Don’t let any of that fool you, however: Barack Obama is tough on illegal immigration. The proof? He has presided over a record number of deportations. The New York Times, the Washington Post, and irritated liberal bloggers reported that more illegal immigrants have been removed from the country under Obama than ever before. “When the secretary tells you that the numbers are at an all-time high, that’s straight, on the merits, no cooking of the books,” John Morton, Obama’s head of Immigration and Customs Enforcement (ICE), boasted at an October press conference.
In Monday’s Washington Post, Andrew Becker of the Center for Investigative Reporting demonstrated that some books were indeed cooked in the process of attaining this record. (The Post‘s headline writers preferred the phrase “unusual methods.”) It was reminiscent of the White House’s number of jobs “created or saved” by the stimulus, with some PBS fundraising marathon tactics thrown in for good measure.
Brecker reports that in order to reach the 392,862-deportation finish line, ICE included more than 19,000 illegals who had departed in the previous fiscal year. They also extended a Mexican repatriation program by an additional five weeks in order to be able to count 6,500 exits that “would normally have been tallied by the U.S. Border Patrol.”
Worst of all, when it looked like immigration authorities were going to fall short of the goal, they began to encourage immigrants to leave through “voluntary return.” This speedy process leaves no mark on the individual’s immigration track record, leaving them eligible to apply for legal residence or travel to the United States later.
Some of the people so processed would have normally gone before an immigration judge to contest charges they had committed offenses like drunk driving, domestic violence, and misdemeanor assault — and now there will be no record. Once the deportation record was broken, this unusual use of voluntary return was reportedly halted.
An ICE employee in Louisiana told Brecker that over a two-week period, he saw 100 to 150 Mexican nationals, some of whom had multiple drunk driving convictions, reassigned to voluntary return. Others reported similar numbers. Amnesty through enforcement!
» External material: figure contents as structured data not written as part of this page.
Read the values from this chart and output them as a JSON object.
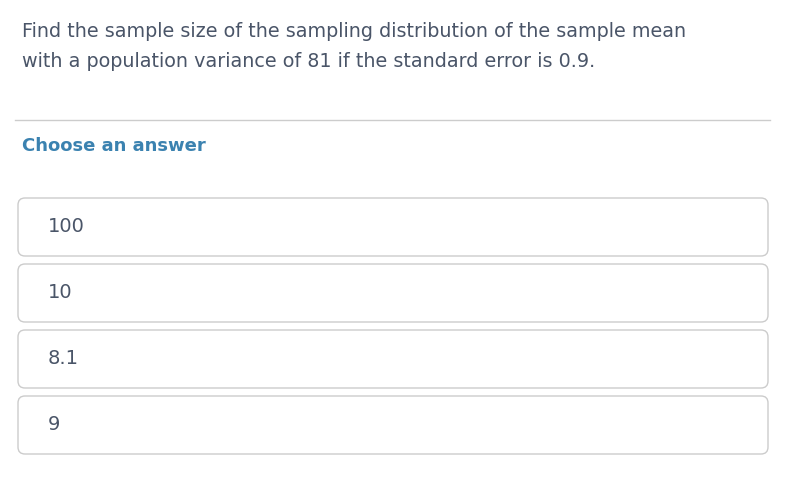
{
  "question_line1": "Find the sample size of the sampling distribution of the sample mean",
  "question_line2": "with a population variance of 81 if the standard error is 0.9.",
  "choose_label": "Choose an answer",
  "choices": [
    "100",
    "10",
    "8.1",
    "9"
  ],
  "bg_color": "#ffffff",
  "question_text_color": "#4a5568",
  "choose_label_color": "#3b82b0",
  "choice_text_color": "#4a5568",
  "box_border_color": "#cccccc",
  "box_fill_color": "#ffffff",
  "divider_color": "#cccccc",
  "question_fontsize": 13.8,
  "choose_fontsize": 13.0,
  "choice_fontsize": 14.0,
  "fig_width": 7.85,
  "fig_height": 5.04,
  "dpi": 100
}
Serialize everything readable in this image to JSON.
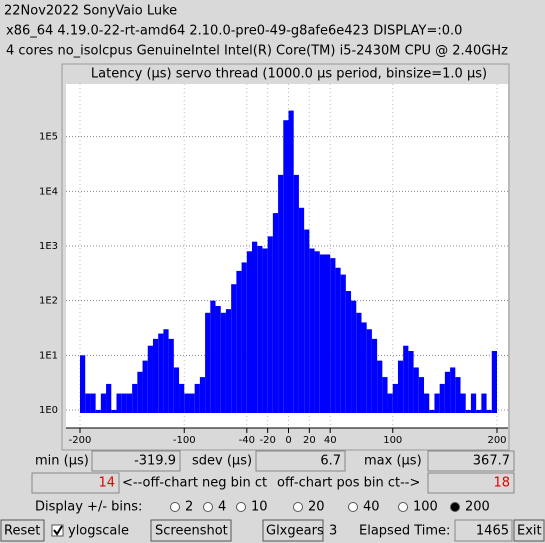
{
  "header": {
    "line1": "22Nov2022 SonyVaio Luke",
    "line2": "x86_64  4.19.0-22-rt-amd64  2.10.0-pre0-49-g8afe6e423  DISPLAY=:0.0",
    "line3": "4 cores  no_isolcpus  GenuineIntel  Intel(R) Core(TM) i5-2430M CPU @ 2.40GHz"
  },
  "chart_data": {
    "type": "histogram",
    "title": "Latency (μs) servo thread (1000.0 μs period, binsize=1.0 μs)",
    "bins": [
      -200,
      -195,
      -190,
      -185,
      -180,
      -175,
      -170,
      -165,
      -160,
      -155,
      -150,
      -145,
      -140,
      -135,
      -130,
      -125,
      -120,
      -115,
      -110,
      -105,
      -100,
      -95,
      -90,
      -85,
      -80,
      -75,
      -70,
      -65,
      -60,
      -55,
      -50,
      -45,
      -40,
      -35,
      -30,
      -25,
      -20,
      -15,
      -10,
      -5,
      0,
      5,
      10,
      15,
      20,
      25,
      30,
      35,
      40,
      45,
      50,
      55,
      60,
      65,
      70,
      75,
      80,
      85,
      90,
      95,
      100,
      105,
      110,
      115,
      120,
      125,
      130,
      135,
      140,
      145,
      150,
      155,
      160,
      165,
      170,
      175,
      180,
      185,
      190,
      195,
      200
    ],
    "values": [
      10,
      2,
      2,
      1,
      2,
      3,
      1,
      2,
      2,
      2,
      3,
      5,
      8,
      15,
      20,
      25,
      30,
      20,
      6,
      3,
      2,
      2,
      3,
      4,
      60,
      100,
      80,
      60,
      70,
      200,
      350,
      500,
      800,
      1200,
      1000,
      900,
      1500,
      4000,
      20000,
      200000,
      300000,
      20000,
      5000,
      2000,
      900,
      800,
      700,
      700,
      600,
      400,
      300,
      150,
      100,
      60,
      40,
      30,
      20,
      8,
      4,
      2,
      3,
      8,
      15,
      12,
      6,
      4,
      2,
      1,
      2,
      3,
      5,
      6,
      4,
      2,
      1,
      2,
      1,
      2,
      1,
      12
    ],
    "color": "#0000ff",
    "log_y": true,
    "grid": true,
    "xlim": [
      -200,
      200
    ],
    "xticks": [
      -200,
      -100,
      -40,
      -20,
      0,
      20,
      40,
      100,
      200
    ],
    "ylim": [
      1,
      1000000
    ],
    "yticks": [
      {
        "value": 1,
        "label": "1E0"
      },
      {
        "value": 10,
        "label": "1E1"
      },
      {
        "value": 100,
        "label": "1E2"
      },
      {
        "value": 1000,
        "label": "1E3"
      },
      {
        "value": 10000,
        "label": "1E4"
      },
      {
        "value": 100000,
        "label": "1E5"
      }
    ]
  },
  "stats": {
    "min_label": "min (μs)",
    "min": -319.9,
    "sdev_label": "sdev (μs)",
    "sdev": 6.7,
    "max_label": "max (μs)",
    "max": 367.7,
    "neg_count": 14,
    "neg_label": "<--off-chart neg bin ct",
    "pos_label": "off-chart pos bin ct-->",
    "pos_count": 18
  },
  "bins_selector": {
    "label": "Display +/- bins:",
    "options": [
      2,
      4,
      10,
      20,
      40,
      100,
      200
    ],
    "selected": 200
  },
  "toolbar": {
    "reset": "Reset",
    "ylogscale": "ylogscale",
    "ylogscale_checked": true,
    "screenshot": "Screenshot",
    "glxgears": "Glxgears",
    "glxgears_count": 3,
    "elapsed_label": "Elapsed Time:",
    "elapsed": 1465,
    "exit": "Exit"
  }
}
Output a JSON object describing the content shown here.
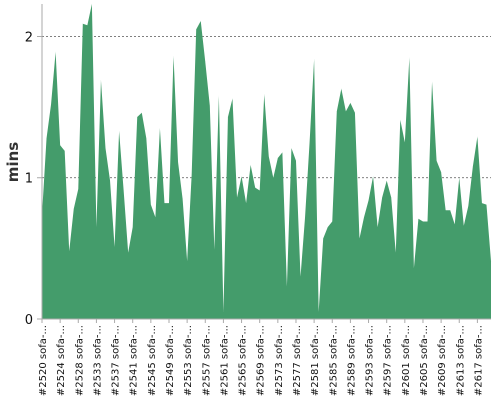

“Without these efforts and the more than 25,000 deportations that came with them,” Brecker reported, “the agency would not have topped last year’s record level of 389,834, current and former ICE employees and officials said.” Feel better now?
An acting ICE assistant director sent emails more appropriate for a telethon than serious enforcement of the country’s immigration laws: “We are just 1061 shy of 390,000. However, we still get to count closed cases through Monday, October 4th so… keep having your folks concentrate on closing those cases.”
This kind of chicanery isn’t unique to the Obama administration — one former field office director is quoted as saying similar things happened under Bill Clinton and George W. Bush. But some of the specific revelations make the White House’s overall immigration posture even harder to swallow.
The Obama immigration team keeps rebutting evidence of its pro-amnesty leanings — buttressed by leaked e-mails and memos — by saying the statistics show enforcement proceeding normally. There will be no amnesties, backdoor or otherwise. Just a tough but fair approach to enforcing the law.
Andrew Brecker’s report is just the latest reason to suspect politics is foremost on their minds.